The National Association of Wholesaler-Distributors, Washington, D.C., has expressed opposition to the overtime proposal.
Key proposed changes include increasing the minimum salary for white-collar exemptions to the 35th percentile in the lowest region.

The U.S. Department of Labor, Washington, D.C., has proposed changes to federal overtime pay requirements, potentially impacting wholesaler-distributors and other industries, including irrigation.

Key proposed changes are:

  • increasing the minimum salary for white-collar exemptions to the 35th percentile in the lowest region, from $684/week to $1,158/week;
  • raising the Highly Compensated Employee threshold to the 85th percentile, from $107,432 to $143,980;
  • and implementing automatic updates every three years.

The National Association of Wholesaler-Distributors, Washington, D.C., has expressed opposition to the proposal.

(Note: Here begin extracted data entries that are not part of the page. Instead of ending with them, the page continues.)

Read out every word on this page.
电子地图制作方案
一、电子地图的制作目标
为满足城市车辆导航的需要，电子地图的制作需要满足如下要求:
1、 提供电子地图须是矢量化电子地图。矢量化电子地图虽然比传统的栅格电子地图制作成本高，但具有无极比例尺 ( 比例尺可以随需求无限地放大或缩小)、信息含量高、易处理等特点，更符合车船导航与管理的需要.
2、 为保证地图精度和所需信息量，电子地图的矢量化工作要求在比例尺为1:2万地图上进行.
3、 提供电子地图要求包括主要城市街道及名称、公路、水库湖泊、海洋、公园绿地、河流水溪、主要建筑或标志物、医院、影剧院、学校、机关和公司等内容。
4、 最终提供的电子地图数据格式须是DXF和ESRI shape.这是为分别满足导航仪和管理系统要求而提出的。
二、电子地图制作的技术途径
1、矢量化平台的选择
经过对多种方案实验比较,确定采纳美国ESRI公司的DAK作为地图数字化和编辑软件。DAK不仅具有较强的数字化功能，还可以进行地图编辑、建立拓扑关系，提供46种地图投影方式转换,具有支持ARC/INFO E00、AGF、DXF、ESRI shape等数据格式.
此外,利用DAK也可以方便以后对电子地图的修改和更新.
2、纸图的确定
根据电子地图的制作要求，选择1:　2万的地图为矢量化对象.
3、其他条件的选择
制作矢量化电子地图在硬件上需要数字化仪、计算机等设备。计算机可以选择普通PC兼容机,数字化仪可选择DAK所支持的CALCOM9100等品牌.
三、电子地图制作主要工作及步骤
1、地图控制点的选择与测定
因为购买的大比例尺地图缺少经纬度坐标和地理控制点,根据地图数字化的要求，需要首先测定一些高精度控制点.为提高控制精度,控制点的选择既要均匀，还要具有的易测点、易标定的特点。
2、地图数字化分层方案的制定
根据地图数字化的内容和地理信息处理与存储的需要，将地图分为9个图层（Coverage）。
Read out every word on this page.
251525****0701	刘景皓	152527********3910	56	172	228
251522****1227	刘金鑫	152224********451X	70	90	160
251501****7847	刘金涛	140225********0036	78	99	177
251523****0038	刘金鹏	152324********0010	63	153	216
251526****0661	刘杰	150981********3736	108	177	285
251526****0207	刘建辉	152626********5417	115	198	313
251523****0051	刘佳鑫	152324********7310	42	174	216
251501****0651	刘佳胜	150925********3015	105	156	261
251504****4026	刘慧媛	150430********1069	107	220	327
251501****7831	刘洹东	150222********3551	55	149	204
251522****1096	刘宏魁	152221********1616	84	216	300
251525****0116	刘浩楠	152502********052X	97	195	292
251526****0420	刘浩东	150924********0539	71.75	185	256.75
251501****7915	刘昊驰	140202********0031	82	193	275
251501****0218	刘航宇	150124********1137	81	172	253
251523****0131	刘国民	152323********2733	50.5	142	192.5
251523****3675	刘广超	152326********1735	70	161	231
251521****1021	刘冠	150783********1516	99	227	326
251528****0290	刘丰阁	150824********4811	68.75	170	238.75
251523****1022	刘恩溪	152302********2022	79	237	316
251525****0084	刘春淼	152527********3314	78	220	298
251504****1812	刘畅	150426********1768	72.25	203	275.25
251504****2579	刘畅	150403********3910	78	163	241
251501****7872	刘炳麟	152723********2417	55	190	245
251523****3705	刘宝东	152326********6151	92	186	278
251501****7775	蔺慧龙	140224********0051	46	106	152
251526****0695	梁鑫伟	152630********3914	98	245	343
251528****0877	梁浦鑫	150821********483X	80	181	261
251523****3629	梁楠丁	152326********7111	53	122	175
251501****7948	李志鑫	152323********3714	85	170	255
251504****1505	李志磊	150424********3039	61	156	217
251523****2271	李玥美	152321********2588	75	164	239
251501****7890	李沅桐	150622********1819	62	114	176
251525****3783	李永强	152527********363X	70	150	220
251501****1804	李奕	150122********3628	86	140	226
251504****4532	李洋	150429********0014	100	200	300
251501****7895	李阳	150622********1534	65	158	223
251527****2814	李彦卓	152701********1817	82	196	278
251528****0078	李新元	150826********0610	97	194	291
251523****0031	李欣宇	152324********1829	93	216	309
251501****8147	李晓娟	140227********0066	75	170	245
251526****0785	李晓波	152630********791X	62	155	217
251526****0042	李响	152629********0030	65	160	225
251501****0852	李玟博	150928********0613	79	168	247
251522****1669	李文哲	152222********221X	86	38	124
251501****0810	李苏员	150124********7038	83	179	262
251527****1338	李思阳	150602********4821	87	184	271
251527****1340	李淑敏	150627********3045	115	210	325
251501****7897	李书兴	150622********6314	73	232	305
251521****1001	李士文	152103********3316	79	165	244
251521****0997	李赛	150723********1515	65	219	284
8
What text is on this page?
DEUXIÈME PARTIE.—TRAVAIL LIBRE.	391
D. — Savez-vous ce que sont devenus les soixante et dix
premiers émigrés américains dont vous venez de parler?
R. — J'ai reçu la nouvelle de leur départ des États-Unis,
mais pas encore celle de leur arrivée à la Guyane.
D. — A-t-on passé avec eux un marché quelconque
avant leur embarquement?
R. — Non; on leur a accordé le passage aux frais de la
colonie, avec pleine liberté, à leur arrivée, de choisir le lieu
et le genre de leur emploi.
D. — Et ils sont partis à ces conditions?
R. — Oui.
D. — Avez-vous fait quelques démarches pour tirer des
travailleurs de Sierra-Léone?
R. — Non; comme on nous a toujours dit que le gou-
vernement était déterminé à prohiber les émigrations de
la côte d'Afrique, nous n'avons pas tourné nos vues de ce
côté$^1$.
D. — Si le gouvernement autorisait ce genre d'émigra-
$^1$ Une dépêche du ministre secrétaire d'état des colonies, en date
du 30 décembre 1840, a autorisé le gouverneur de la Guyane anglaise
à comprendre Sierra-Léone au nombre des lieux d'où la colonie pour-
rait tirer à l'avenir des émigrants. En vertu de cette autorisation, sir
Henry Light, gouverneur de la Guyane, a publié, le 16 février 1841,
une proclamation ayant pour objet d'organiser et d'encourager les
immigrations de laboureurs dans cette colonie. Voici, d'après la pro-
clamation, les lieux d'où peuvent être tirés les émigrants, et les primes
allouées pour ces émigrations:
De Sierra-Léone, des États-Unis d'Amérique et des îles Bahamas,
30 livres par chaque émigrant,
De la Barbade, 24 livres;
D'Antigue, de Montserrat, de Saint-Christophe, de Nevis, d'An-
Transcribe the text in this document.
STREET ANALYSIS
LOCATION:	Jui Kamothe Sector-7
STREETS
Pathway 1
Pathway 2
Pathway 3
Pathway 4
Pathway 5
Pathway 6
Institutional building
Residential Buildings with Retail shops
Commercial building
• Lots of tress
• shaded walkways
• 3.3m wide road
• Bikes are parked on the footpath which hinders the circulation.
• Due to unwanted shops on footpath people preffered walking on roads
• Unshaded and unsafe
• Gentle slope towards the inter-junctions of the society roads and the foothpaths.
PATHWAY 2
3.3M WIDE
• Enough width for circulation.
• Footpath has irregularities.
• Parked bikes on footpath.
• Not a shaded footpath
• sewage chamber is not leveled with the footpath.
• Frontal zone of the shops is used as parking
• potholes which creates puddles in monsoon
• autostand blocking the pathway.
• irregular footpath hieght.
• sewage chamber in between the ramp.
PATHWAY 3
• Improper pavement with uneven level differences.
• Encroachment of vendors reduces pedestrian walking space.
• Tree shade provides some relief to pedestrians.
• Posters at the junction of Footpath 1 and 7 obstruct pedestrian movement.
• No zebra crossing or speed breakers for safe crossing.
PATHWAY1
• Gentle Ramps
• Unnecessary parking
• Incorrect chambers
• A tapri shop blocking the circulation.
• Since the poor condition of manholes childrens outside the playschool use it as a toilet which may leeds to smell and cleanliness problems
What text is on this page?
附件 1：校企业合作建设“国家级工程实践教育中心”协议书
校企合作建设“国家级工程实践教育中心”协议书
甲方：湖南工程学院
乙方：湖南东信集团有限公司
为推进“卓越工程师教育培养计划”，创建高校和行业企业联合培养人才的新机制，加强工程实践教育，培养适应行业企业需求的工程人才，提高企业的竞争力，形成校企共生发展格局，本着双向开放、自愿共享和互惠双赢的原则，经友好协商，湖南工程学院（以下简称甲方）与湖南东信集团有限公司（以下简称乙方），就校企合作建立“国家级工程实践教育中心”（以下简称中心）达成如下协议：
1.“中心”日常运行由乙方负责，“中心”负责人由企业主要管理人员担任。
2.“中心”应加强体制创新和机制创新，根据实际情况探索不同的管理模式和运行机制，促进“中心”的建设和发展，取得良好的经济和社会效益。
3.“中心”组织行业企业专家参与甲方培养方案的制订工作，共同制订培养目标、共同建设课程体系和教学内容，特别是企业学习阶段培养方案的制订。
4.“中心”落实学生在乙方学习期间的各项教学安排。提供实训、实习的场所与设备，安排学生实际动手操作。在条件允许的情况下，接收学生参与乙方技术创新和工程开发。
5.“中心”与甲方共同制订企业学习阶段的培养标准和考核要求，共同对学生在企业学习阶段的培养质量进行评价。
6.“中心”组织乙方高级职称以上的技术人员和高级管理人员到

“The proposed overtime rule will negatively impact the wholesale distribution industry, especially at a time when the economy is vulnerable and we continue to deal with pervasive inflation and the ongoing threat of a recession,” says Brian Wild, the National Association of Wholesaler-Distributors chief government relations officer. “The Department’s increase of the current minimum salary threshold by nearly 70 percent will not serve its historical gatekeeping purpose, instead it will result in reduced opportunities for employees’ professional development, diminished workplace autonomy, and less flexibility for employees.”